Explanation of Scare card
A scare card is one which we believe will cause our opponent to fold more frequently when facing aggression. Villain believes the card increases the strength of our holding and will hence be less inclined to play back against our bets.
Seeing as the topic of “scare cards” is most commonly used in a Hold’em context, it might be ironic to consider that not only does the idea of scare cards not originate with Hold’em, but it’s also highly debatable whether the idea is even especially relevant or applicable to Hold’em.
Instead, the concept of “scare cards” appears to be a misappropriation of commonly accepted Stud strategy.
Example of Scare Card used in a sentence -> (Hold’em) The turn card was a scare card so we continued barrelling as a bluf.
How to Use Scare card as Part of Your Poker Strategy
Some Hold’em strategy books present the idea that we should be barrelling aggressively every time the turn or river is an overcard to the board. The general premise is that we can represent that we have connected with these cards and use them as good bluff opportunities i.e. scare cards. However, relentlessly barrelling in Hold’em every time an overcard falls is a highly unbalanced approach. It results in a predictable and heavily exploitable strategy.
So how is this different in application of scare card strategy to Stud?

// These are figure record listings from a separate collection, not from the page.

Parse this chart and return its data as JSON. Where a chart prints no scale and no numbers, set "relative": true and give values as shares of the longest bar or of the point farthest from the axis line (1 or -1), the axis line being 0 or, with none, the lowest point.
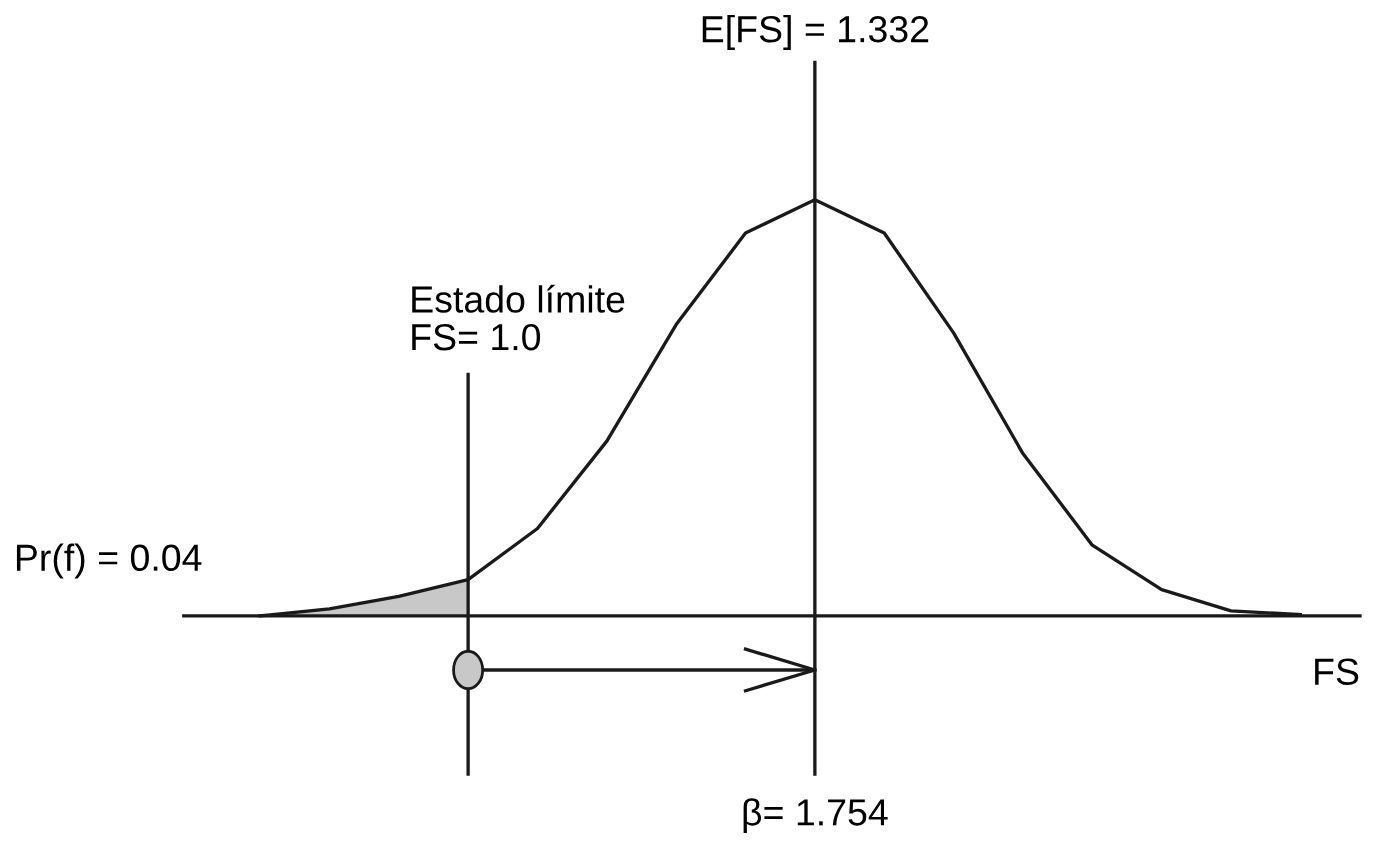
{
  "chart_data": {
    "type": "line",
    "relative": true,
    "xlabel": "FS",
    "marker": "none",
    "line_style": "solid",
    "categories": [
      null,
      null,
      null,
      null,
      null,
      null,
      null,
      null,
      null,
      null,
      null,
      null,
      null,
      null,
      null,
      null
    ],
    "series": [
      {
        "color": "#1a1a1a",
        "values": [
          0,
          0.017,
          0.047,
          0.087,
          0.21,
          0.42,
          0.7,
          0.92,
          1.0,
          0.92,
          0.68,
          0.39,
          0.17,
          0.063,
          0.012,
          0.003
        ]
      },
      {
        "type": "area",
        "color": "#c8c8c8",
        "values": [
          0,
          0.017,
          0.047,
          0.087,
          null,
          null,
          null,
          null,
          null,
          null,
          null,
          null,
          null,
          null,
          null,
          null
        ]
      }
    ],
    "annotations": [
      "E[FS] = 1.332",
      "Estado límite\nFS= 1.0",
      "Pr(f) = 0.04",
      "β= 1.754"
    ]
  }
}
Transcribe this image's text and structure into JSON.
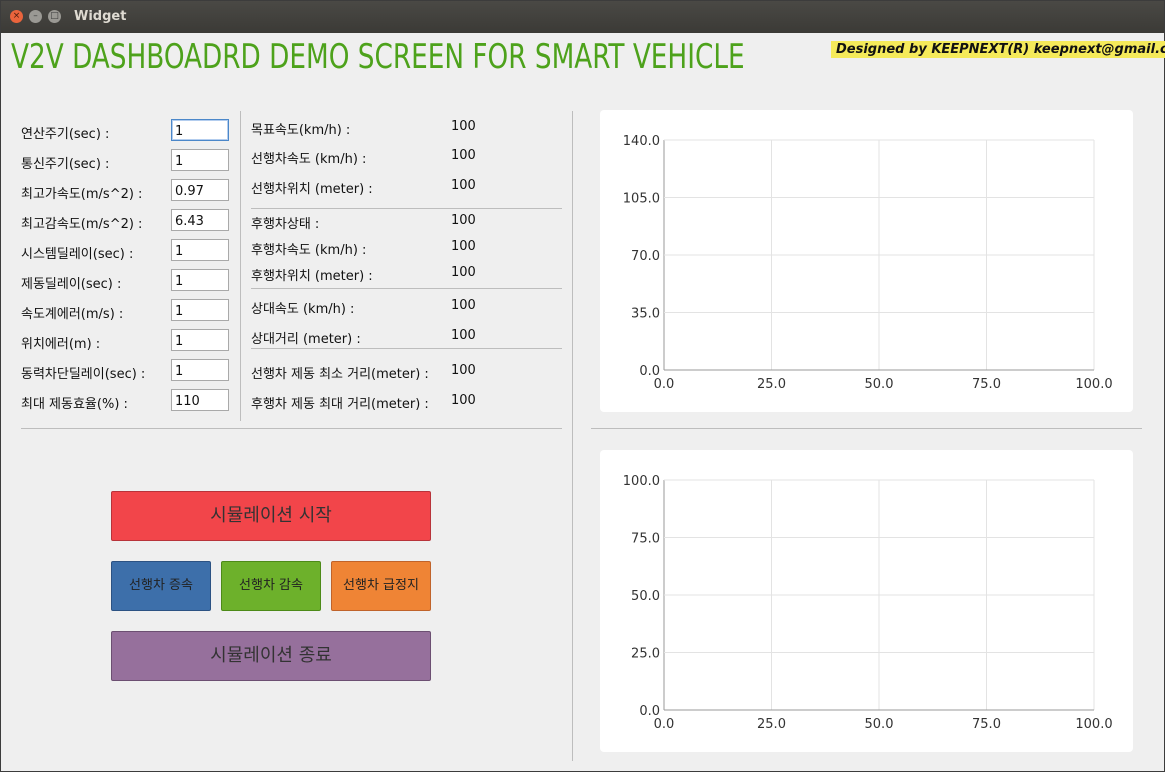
{
  "window": {
    "title": "Widget",
    "close_glyph": "×",
    "min_glyph": "–",
    "max_glyph": "□"
  },
  "header": {
    "title": "V2V DASHBOADRD DEMO SCREEN FOR SMART VEHICLE",
    "credit": "Designed by KEEPNEXT(R) keepnext@gmail.com"
  },
  "params": [
    {
      "label": "연산주기(sec) :",
      "value": "1"
    },
    {
      "label": "통신주기(sec) :",
      "value": "1"
    },
    {
      "label": "최고가속도(m/s^2) :",
      "value": "0.97"
    },
    {
      "label": "최고감속도(m/s^2) :",
      "value": "6.43"
    },
    {
      "label": "시스템딜레이(sec) :",
      "value": "1"
    },
    {
      "label": "제동딜레이(sec) :",
      "value": "1"
    },
    {
      "label": "속도계에러(m/s) :",
      "value": "1"
    },
    {
      "label": "위치에러(m) :",
      "value": "1"
    },
    {
      "label": "동력차단딜레이(sec) :",
      "value": "1"
    },
    {
      "label": "최대 제동효율(%) :",
      "value": "110"
    }
  ],
  "status": [
    {
      "label": "목표속도(km/h) :",
      "value": "100"
    },
    {
      "label": "선행차속도 (km/h) :",
      "value": "100"
    },
    {
      "label": "선행차위치 (meter) :",
      "value": "100"
    },
    {
      "label": "후행차상태 :",
      "value": "100"
    },
    {
      "label": "후행차속도 (km/h) :",
      "value": "100"
    },
    {
      "label": "후행차위치 (meter) :",
      "value": "100"
    },
    {
      "label": "상대속도 (km/h) :",
      "value": "100"
    },
    {
      "label": "상대거리 (meter) :",
      "value": "100"
    },
    {
      "label": "선행차 제동 최소 거리(meter) :",
      "value": "100"
    },
    {
      "label": "후행차 제동 최대 거리(meter) :",
      "value": "100"
    }
  ],
  "buttons": {
    "start": "시뮬레이션 시작",
    "accel": "선행차 증속",
    "decel": "선행차 감속",
    "emergency": "선행차 급정지",
    "end": "시뮬레이션 종료"
  },
  "colors": {
    "title_green": "#4da21b",
    "start_red": "#f2454a",
    "accel_blue": "#3d6faa",
    "decel_green": "#6db12b",
    "stop_orange": "#ef8435",
    "end_purple": "#96709c"
  },
  "chart_data": [
    {
      "type": "line",
      "title": "",
      "series": [],
      "xlabel": "",
      "ylabel": "",
      "xlim": [
        0,
        100
      ],
      "ylim": [
        0,
        140
      ],
      "xticks": [
        "0.0",
        "25.0",
        "50.0",
        "75.0",
        "100.0"
      ],
      "yticks": [
        "0.0",
        "35.0",
        "70.0",
        "105.0",
        "140.0"
      ],
      "grid": true
    },
    {
      "type": "line",
      "title": "",
      "series": [],
      "xlabel": "",
      "ylabel": "",
      "xlim": [
        0,
        100
      ],
      "ylim": [
        0,
        100
      ],
      "xticks": [
        "0.0",
        "25.0",
        "50.0",
        "75.0",
        "100.0"
      ],
      "yticks": [
        "0.0",
        "25.0",
        "50.0",
        "75.0",
        "100.0"
      ],
      "grid": true
    }
  ]
}
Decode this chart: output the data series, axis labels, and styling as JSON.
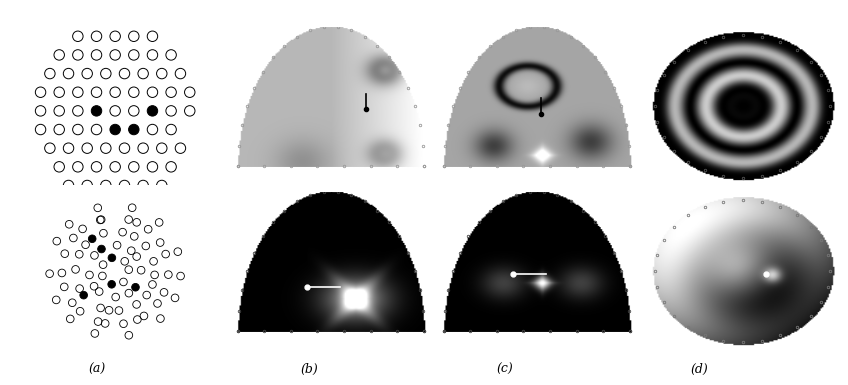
{
  "figure_width": 8.48,
  "figure_height": 3.85,
  "dpi": 100,
  "bg_color": "#ffffff",
  "labels": [
    "(a)",
    "(b)",
    "(c)",
    "(d)"
  ],
  "label_fontsize": 9,
  "label_style": "italic"
}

Imagine the boards read as follows on fourth street in a Seven Card Stud game:
Player 1: (xx)Q♣4♥
Player 2: (xx)7♦A♦
Perhaps player 2 did not have the betting lead on third street, but he is now given the betting lead on fourth street since he has the highest ranked upcards. Note that on third street his holding was not especially threatening, but the Ace now serves as a scare card. Not only might player 2 now have a potential pair of Aces, but he now appears to be developing co-ordination towards a diamond flush. This might be a good time for player 2 to bet, representing that his hand is strong.
The key difference when discussing scare cards in Stud is that the Ad in this example belongs exclusively to player 2. It’s no problem if he plays extremely aggressively every time this spot crops up because he will often have the best hand. It’s also going to be somewhat difficult for player 1 to continue with a wide range given the strength of player 2’s board.
Hold’em players have tried to take this concept and apply it to Hold’em, but unfortunately this is an example of a concept that doesn’t translate that well. When a high card hits the board in Hold’em, both players can use that card to formulate their hand whereas in Stud, scare cards belong exclusively to one player or the other.